Sezzle, Zip Deal Shows BNPL’s Consolidation Trend May Continue in 2022

This year is looking a bit like 2021, at least in one respect: The buy now, pay later (BNPL) industry continues to consolidate.

As reported late Sunday evening (Feb. 27), Australia’s Zip is buying Sezzle in a deal valued at $352 million.

Read more: Zip to Buy BNPL Rival Sezzle in $352M Deal

In any nascent industry, the question is always build vs. buy. And in BNPL, where growth is hallmark but growth might pinch margins, the strategy has decidedly been … buy.

In a merger or acquisition, after all, scale becomes a reality after the deal is done, as assets and brands coalesce under one roof. For Zip and Sezzle, as the Sunday announcement detailed, the combined entity will have 8.8 million customers and over 60,000 merchants in the U.S.

The deal was and is not entirely unexpected, as earlier this year Zip announced that it was exploring acquiring Sezzle. Sezzle said in its fourth-quarter earnings that it had seen a 76% increase in active merchants year over year. In addition, active consumers also grew by 51.5% year over year.

To be sure, other deals, as seen last year, tower over this one, in terms of price tag. Late last year, PayPal agreed to buy Japan-based BNPL provider Paidy for $2.7 billion; Square, of course, bought Afterpay for $29 billion, in a deal that closed last month.

In our latest rankings of BNPL providers, Sezzle stands as the fifth most popular BNPL app, and Zip at the ninth-most spot.  So we see that a combination of the two would immediately gain some top-of-mind presence among consumers.

Fortuitous Timing? 

As for the timing, geopolitics, war and a general environment where inflation is making everything a bit more expensive all stand to make BNPL a more popular payments option than ever. Visibility into one’s financial obligations leads to a better ability to anticipate cash flow needs; an uncertain interest rate environment also may shift individuals away from traditional credit products. Thus the appeal of BNPL should extend across any number of demographic boundaries, including PYMNTS research finds that financially stable consumers are finding value with BNPL.

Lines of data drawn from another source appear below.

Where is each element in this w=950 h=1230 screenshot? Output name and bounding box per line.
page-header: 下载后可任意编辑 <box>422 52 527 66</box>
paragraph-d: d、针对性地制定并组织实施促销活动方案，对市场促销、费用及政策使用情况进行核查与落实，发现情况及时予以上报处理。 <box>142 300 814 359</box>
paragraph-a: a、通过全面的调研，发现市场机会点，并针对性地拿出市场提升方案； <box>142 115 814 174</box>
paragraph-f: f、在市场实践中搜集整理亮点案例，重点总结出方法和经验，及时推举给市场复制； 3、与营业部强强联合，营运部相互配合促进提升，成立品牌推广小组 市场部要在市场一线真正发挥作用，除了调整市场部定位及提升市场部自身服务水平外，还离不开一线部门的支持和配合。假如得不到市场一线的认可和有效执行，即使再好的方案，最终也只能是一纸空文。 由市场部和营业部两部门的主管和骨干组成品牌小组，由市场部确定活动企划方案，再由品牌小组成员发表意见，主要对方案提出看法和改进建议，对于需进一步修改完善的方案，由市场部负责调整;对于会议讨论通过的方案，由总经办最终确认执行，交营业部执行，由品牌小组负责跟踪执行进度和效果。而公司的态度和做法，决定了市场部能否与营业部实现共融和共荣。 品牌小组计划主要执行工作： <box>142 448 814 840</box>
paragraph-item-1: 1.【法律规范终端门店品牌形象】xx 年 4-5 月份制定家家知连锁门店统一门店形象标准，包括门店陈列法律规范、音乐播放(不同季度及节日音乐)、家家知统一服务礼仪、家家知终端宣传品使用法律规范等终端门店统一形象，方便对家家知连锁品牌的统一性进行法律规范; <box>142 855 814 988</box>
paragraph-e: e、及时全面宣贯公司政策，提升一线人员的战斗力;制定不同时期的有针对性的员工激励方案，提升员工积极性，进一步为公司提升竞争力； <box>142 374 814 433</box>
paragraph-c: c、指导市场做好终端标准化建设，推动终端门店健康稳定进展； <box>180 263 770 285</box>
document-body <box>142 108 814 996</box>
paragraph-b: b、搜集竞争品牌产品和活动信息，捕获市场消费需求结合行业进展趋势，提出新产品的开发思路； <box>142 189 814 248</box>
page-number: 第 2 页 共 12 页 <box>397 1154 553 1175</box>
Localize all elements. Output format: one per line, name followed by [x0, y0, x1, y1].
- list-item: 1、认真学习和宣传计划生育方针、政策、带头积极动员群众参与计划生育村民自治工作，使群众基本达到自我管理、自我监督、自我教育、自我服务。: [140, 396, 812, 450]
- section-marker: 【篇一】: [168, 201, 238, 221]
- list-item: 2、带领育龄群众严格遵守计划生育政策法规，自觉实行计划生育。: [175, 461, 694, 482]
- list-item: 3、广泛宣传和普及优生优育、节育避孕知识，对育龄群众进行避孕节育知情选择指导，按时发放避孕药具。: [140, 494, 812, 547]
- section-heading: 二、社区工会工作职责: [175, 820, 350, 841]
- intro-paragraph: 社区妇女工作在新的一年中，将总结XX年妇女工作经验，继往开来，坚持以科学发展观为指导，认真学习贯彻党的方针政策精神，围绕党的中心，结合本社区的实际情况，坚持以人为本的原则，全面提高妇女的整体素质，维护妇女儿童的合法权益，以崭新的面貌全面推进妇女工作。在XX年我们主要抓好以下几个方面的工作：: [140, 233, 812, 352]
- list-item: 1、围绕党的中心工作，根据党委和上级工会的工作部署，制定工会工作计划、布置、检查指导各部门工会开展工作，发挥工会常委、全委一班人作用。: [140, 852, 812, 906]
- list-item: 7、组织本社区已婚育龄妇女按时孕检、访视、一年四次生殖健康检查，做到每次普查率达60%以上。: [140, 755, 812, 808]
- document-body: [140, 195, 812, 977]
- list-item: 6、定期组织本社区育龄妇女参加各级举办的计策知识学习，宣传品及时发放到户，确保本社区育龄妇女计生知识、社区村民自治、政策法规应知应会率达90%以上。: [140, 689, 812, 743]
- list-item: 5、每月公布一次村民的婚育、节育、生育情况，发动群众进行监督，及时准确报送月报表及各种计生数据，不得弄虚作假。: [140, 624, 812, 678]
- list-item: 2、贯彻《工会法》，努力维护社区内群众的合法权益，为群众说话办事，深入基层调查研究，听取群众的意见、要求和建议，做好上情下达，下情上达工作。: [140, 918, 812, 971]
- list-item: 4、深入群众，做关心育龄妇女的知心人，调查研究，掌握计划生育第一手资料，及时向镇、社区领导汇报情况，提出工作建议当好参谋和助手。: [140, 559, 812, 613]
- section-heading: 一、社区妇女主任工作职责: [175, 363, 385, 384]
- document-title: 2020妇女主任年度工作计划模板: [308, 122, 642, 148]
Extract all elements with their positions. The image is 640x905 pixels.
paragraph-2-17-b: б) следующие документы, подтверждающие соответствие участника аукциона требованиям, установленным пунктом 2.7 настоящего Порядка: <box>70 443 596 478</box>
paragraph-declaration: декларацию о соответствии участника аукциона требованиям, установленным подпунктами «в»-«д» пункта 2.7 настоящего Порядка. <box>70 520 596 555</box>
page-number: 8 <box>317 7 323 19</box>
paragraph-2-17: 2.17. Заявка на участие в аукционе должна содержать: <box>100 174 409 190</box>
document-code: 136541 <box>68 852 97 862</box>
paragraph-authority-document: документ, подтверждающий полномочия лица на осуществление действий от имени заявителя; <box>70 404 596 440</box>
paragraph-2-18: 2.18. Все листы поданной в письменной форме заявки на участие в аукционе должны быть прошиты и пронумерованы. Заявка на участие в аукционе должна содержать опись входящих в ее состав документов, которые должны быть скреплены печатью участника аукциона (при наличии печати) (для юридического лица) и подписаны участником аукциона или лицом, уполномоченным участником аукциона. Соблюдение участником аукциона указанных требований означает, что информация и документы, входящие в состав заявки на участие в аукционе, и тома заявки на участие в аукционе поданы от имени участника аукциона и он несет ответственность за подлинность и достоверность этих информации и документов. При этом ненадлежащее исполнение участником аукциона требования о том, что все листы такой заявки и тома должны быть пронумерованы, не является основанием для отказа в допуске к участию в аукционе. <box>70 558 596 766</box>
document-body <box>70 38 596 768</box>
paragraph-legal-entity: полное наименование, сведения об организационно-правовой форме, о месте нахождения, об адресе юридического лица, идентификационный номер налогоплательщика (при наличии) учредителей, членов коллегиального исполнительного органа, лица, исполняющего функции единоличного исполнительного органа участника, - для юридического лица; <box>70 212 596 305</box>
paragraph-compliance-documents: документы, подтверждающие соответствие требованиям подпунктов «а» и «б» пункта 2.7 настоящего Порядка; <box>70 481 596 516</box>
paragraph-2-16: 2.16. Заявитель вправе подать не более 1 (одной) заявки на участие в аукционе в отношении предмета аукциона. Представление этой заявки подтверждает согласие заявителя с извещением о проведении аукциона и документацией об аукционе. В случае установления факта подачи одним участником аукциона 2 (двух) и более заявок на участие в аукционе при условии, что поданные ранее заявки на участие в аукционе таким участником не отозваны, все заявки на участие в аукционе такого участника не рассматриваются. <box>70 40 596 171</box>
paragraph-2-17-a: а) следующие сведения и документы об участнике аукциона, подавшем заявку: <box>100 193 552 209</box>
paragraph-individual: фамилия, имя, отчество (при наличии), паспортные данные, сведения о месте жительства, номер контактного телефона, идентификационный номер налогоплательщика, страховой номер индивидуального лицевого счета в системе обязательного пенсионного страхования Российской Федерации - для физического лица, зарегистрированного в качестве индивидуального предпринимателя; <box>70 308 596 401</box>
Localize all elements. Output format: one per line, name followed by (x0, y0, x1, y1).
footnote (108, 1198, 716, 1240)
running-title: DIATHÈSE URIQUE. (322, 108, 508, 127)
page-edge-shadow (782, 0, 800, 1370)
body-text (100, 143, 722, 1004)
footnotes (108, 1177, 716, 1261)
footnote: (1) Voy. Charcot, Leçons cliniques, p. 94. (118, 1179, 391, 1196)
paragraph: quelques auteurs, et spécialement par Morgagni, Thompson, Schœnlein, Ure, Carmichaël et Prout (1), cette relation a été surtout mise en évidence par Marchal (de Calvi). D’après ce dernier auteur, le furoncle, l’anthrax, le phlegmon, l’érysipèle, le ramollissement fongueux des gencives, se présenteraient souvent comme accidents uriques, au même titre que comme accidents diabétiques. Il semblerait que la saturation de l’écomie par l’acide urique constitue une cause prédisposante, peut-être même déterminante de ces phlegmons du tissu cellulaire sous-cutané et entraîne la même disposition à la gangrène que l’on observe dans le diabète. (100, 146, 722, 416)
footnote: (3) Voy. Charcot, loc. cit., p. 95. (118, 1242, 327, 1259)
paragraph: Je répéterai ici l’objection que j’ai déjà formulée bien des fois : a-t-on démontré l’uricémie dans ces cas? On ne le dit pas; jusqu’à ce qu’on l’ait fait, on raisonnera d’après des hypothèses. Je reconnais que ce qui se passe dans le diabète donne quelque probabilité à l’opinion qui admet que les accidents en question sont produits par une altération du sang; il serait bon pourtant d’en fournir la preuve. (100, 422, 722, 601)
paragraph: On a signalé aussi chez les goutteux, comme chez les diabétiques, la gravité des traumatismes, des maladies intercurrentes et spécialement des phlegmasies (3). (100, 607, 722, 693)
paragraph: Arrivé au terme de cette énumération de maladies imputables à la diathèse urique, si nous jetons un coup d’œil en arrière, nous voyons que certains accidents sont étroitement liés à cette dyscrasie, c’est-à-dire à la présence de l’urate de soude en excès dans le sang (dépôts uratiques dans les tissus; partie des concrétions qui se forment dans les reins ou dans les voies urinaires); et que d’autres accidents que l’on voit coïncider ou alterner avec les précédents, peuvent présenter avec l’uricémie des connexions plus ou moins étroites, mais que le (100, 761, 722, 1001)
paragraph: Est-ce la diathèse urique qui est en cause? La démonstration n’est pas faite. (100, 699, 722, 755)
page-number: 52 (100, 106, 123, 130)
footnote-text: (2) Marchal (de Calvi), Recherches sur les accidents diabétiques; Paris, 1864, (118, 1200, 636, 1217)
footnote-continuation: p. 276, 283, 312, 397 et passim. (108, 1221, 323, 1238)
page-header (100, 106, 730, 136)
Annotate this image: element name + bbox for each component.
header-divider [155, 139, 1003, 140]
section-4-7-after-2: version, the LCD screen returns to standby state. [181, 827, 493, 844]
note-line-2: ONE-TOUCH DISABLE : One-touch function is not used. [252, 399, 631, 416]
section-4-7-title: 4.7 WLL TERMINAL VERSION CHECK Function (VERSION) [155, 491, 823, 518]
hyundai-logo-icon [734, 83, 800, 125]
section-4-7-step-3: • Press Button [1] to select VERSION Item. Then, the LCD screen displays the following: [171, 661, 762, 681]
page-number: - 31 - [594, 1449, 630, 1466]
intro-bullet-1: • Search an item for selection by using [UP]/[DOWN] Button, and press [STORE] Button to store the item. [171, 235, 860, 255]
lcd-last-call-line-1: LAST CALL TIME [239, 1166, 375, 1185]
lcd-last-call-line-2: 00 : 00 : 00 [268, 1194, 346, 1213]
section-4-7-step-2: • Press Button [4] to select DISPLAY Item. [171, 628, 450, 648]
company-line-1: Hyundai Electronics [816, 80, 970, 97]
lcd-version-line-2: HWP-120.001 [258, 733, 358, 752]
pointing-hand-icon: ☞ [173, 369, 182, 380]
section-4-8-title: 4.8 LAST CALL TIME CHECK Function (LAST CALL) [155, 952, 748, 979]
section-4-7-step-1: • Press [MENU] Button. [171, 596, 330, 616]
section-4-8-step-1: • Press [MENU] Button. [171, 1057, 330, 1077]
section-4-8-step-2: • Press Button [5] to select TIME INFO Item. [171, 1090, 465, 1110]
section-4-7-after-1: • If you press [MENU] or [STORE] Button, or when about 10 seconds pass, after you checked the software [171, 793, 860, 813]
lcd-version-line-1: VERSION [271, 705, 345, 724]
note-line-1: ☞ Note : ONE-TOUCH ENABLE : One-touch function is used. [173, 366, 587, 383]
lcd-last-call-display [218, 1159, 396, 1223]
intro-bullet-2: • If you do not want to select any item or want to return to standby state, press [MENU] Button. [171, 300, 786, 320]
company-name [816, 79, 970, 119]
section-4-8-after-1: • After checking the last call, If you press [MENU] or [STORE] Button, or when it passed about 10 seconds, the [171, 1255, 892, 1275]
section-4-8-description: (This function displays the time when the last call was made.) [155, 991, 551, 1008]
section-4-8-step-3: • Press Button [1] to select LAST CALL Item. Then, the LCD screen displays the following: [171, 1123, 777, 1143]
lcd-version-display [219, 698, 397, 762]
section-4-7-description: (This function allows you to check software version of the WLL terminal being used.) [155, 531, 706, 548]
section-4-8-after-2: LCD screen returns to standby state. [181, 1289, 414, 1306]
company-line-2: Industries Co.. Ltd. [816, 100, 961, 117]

Read also: Why Even Financially Worry-Free Consumers Use Buy Now, Pay Later

The name of the game may indeed be scale, which in turn lends itself to more dealmaking in the months and the years ahead. As Karen Webster noted in a column just as 2021 gave way to 2022, the BNPL battle continues to brew. Amazon, of course, is working with Affirm exclusively, and might conceivably offer 150 million-plus U.S. Prime customers better cash back and other incentives to embrace BNPL. Walmart’s on board, as of last year, with installment payments as well.

This early in the new year, it’s not quite fair yet to say that history is repeating itself in the BNPL space, at least in terms of mergers and acquisitions, but, to quote that old saying — if it’s not repeating, it sure is rhyming.